Madam C.J. Walker was born Sarah Breedlove on December 23, 1867, near Delta, Louisiana. After suffering from a scalp ailment that resulted in her own hair loss, she invented a line of African-American hair care products in 1905. She promoted her products by traveling around the country giving lecture-demonstrations and eventually established Madame C.J. Walker Laboratories to manufacture cosmetics and train sales beauticians. Her savvy business acumen led her to be one of the first American women to become a self-made millionaire. She was also known for her philanthropic endeavors including donating the largest amount of money by an African-American toward the construction of an Indianapolis YMCA in 1913.

Madam C.J. Walker was born Sarah Breedlove on December 23, 1867, on a cotton plantation near Delta, Louisiana. Her parents, Owen and Minerva, were recently freed slaves, and Sarah, who was their fifth child, was the first in her family to be free-born. Minerva Breedlove died in 1874 and Owen passed away the following year, both due to unknown causes, and Sarah became an orphan at the age of 7. After her parents’ passing, Sarah was sent to live with her sister, Louvinia, and her brother-in-law. The three moved to Vicksburg, Mississippi, in 1877, where Sarah picked cotton and was likely employed doing household work, although no documentation exists verifying her employment at the time.
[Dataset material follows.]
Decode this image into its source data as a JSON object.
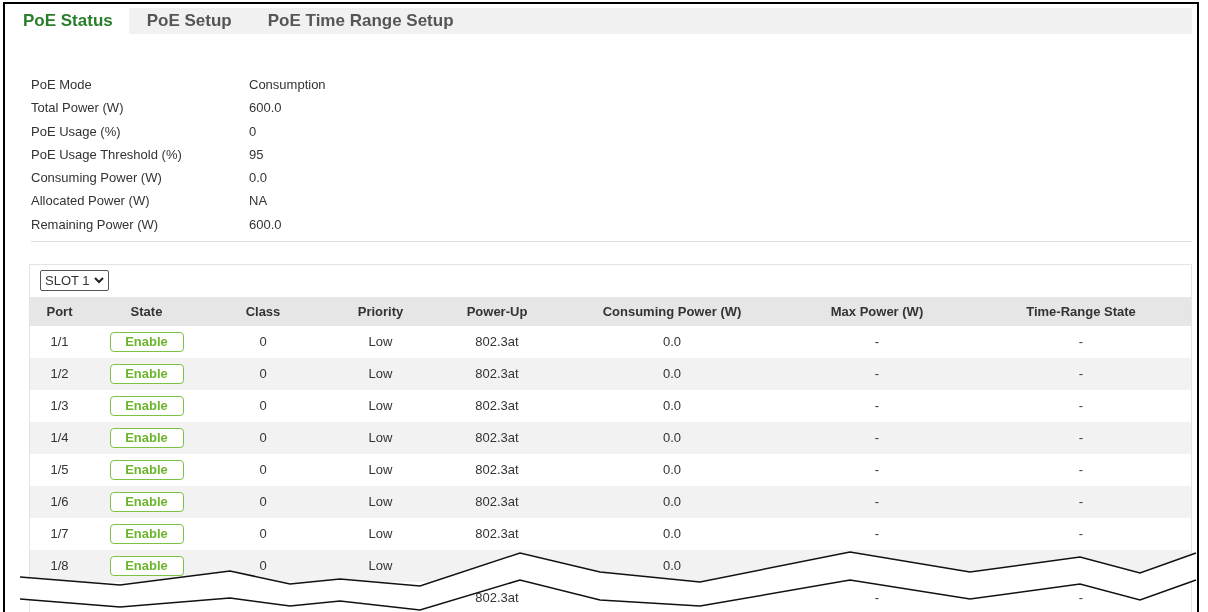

At age 14, to escape both her oppressive working environment and the frequent mistreatment she endured at the hands of her brother-in-law, Sarah married a man named Moses McWilliams. On June 6, 1885, Sarah gave birth to a daughter, A’Lelia. When Moses died two years later, Sarah and A’Lelia moved to St. Louis, where Sarah’s brothers had established themselves as barbers. There, Sarah found work as a washerwoman, earning $1.50 a day—enough to send her daughter to the city’s public schools. She also attended public night school whenever she could. While in St. Louis, Breedlove met her second husband Charles J. Walker, who worked in advertising and would later help promote her hair care business.

During the 1890s, Sarah Breedlove developed a scalp disorder that caused her to lose much of her hair, and she began to experiment with both home remedies and store-bought hair care treatments in an attempt to improve her condition. In 1905, Breedlove was hired as a commission agent by Annie Turnbo Malone—a successful, black, hair care product entrepreneur—and she moved to Denver, Colorado. While there, Breedlove’s husband Charles helped her create advertisements for a hair care treatment for African Americans that she was perfecting. Her husband also encouraged her to use the more recognizable name “Madam C.J. Walker,” by which she was thereafter known.

In 1907, Walker and her husband traveled around the South and Southeast promoting her products and giving lecture demonstrations of her “Walker Method”—involving her own formula for pomade, brushing and the use of heated combs.

Madam C.J. Walker died of hypertension on May 25, 1919, at age 51, at the estate home she had built for herself in Irvington-on-Hudson, New York. At the time of her death, Walker was sole owner of her business, which was valued at more than $1 million. Her personal fortune was estimated at between $600,000 and $700,000. Today, Walker is widely credited as one of the first American women to become a self-made millionaire.

Walker left one-third of her estate to her daughter, A’Lelia Walker—who would also become well-known as an important part of the cultural Harlem Renaissance—and the remainder to various charities. Walker’s funeral took place at her home, Villa Lewaro, in Irvington-on-Hudson, which was designated a National Historic Landmark, and she was buried at Woodlawn Cemetery in the Bronx, New York.

In 1927, the Walker Building, an arts center that Walker had begun work on before her death, was opened in Indianapolis. An important African-American cultural center for decades, it is now a registered National Historic Landmark. In 1998, the United States Postal Service issued a stamp of Madam C.J. Walker as part of its “Black Heritage” series.